There are several questions on this site about distributing points on the surface of a sphere, but all of these are based on actually generating all of the points on that sphere. My favorite thus far is the golden spiral discussed in Evenly distributing n points on a sphere.

I need to cover a sphere in trillions of points, but only ever need to actually generate a tiny region of the surface (earth down to ~10 meters, looking at a roughly 1 km^2 area). The points generated for that region must match the points that would be generated for the entire sphere (i.e., stitching small regions together must yield the same result as generating a larger region), and generation should be pretty fast.

My attempts to use the golden spiral with such a large number of points have been thwarted by floating point precision issues.

The best I've managed to come up with is generating points at equally spaced latitudes and calculating longitudinal spacing based on the circumference at that latitude. The result is far from satisfactory however (especially the resulting horizontal rings of points).

Does anyone have a suggestion for generating a small region of distributed points on the surface of a sphere?

CodePudding user response:

The vertices of a geodesic sphere would work well in this application.

You start with an icosahedron, divide each face into a triangular mesh of whatever resolution you like, and project the points onto the surface of the sphere.

CodePudding user response:

You could use a spherical coordinate system to approximate an even gridding, creating adjustments based on empirical experimentation and known requirements.

For example in the coordinate system each point is uniquely determined by a coordinate (r,phi,theta), here we can assume r = 1 for the unit sphere, and phi \in [0,2*pi) and theta \in [0,pi).

If you create an equal gridding for phi and theta, undoubtedly the result will look poor.

To account for corrections to the girdding define each point via the coordinates as (r,g(phi),h(theta)), where g and h are functions that will be fit empirically to produce "good" results.

Since your favorite method is the golden spiral method, you can fit g and h to approximate the golden spiral.
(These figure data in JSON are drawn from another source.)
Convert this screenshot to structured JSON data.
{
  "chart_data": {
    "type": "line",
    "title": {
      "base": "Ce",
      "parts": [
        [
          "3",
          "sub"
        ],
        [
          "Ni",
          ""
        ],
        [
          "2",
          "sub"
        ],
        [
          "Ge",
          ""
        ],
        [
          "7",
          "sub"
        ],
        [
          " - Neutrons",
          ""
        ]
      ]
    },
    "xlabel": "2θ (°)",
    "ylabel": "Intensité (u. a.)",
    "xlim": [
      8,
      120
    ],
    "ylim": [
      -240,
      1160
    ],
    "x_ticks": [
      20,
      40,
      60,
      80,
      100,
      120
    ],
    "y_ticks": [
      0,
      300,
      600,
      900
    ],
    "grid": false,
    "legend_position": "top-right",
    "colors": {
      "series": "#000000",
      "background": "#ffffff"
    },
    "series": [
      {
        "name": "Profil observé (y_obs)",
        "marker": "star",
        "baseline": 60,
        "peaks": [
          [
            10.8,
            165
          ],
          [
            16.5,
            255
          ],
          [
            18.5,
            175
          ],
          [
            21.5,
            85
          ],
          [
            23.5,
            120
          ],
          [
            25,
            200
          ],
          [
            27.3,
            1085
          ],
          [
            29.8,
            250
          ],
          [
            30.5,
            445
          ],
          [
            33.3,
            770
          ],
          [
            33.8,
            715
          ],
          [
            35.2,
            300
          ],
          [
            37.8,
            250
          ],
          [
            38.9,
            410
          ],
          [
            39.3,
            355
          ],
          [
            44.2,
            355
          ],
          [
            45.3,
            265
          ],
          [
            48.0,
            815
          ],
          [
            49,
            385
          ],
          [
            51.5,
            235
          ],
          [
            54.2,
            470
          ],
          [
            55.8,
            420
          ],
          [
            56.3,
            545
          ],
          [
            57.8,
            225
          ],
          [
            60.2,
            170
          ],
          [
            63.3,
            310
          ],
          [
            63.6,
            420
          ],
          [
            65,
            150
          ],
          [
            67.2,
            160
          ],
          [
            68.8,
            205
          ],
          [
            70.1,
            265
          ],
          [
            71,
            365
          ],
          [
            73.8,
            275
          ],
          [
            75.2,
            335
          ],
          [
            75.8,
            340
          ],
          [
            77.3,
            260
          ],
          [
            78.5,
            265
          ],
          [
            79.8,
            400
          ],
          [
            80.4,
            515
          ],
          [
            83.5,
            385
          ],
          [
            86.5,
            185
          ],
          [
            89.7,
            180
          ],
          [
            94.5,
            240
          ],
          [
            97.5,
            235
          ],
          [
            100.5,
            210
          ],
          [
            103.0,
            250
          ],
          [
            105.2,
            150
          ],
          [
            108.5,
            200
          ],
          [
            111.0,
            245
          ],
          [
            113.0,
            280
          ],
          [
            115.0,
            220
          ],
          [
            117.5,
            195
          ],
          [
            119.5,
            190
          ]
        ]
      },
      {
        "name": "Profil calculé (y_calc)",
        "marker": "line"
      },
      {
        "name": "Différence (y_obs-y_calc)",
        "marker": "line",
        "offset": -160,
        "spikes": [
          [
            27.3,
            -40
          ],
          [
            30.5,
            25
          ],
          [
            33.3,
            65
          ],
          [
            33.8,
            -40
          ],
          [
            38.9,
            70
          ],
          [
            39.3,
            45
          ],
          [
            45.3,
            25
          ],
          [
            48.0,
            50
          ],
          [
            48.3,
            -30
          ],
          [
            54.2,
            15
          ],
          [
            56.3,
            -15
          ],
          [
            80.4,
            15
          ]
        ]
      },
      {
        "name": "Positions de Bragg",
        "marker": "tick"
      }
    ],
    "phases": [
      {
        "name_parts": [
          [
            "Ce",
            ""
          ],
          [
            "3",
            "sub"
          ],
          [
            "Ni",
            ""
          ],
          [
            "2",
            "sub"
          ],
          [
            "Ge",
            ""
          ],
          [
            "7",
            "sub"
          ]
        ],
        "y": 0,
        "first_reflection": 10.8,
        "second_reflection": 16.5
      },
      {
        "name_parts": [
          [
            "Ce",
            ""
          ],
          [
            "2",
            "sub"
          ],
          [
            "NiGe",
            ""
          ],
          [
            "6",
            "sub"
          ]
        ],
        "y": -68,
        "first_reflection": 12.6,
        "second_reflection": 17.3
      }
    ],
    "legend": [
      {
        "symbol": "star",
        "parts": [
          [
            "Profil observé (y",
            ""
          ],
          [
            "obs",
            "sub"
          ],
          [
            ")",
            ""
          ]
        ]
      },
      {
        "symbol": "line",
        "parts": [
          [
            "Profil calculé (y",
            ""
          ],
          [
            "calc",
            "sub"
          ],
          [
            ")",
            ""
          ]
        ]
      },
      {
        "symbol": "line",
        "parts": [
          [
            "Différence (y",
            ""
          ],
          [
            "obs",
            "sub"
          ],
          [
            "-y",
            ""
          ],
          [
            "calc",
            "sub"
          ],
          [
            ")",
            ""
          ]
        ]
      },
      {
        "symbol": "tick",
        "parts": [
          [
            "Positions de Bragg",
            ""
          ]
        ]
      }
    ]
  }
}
One approach to fit g and h would be

  1. Compute the golden spiral fully on a sphere of N << trillion points.
  2. Compute the spherical coordinate representation of these points.
  3. Start simple and assume g and h are polynomial functions and fit g and h by computing the fit for g(x)=y,h(x)=y where x are uniformly spaced grid points in their respective domains and y are the values calculated by the golden spiral method.

Step 3 may need refinement, experimentation, or revision of what form of function g and h should take (may require something other than polynomials.)

Once g and h are fit and you are happy with the results, you have an analytic form to calculate the the position of any subset of points.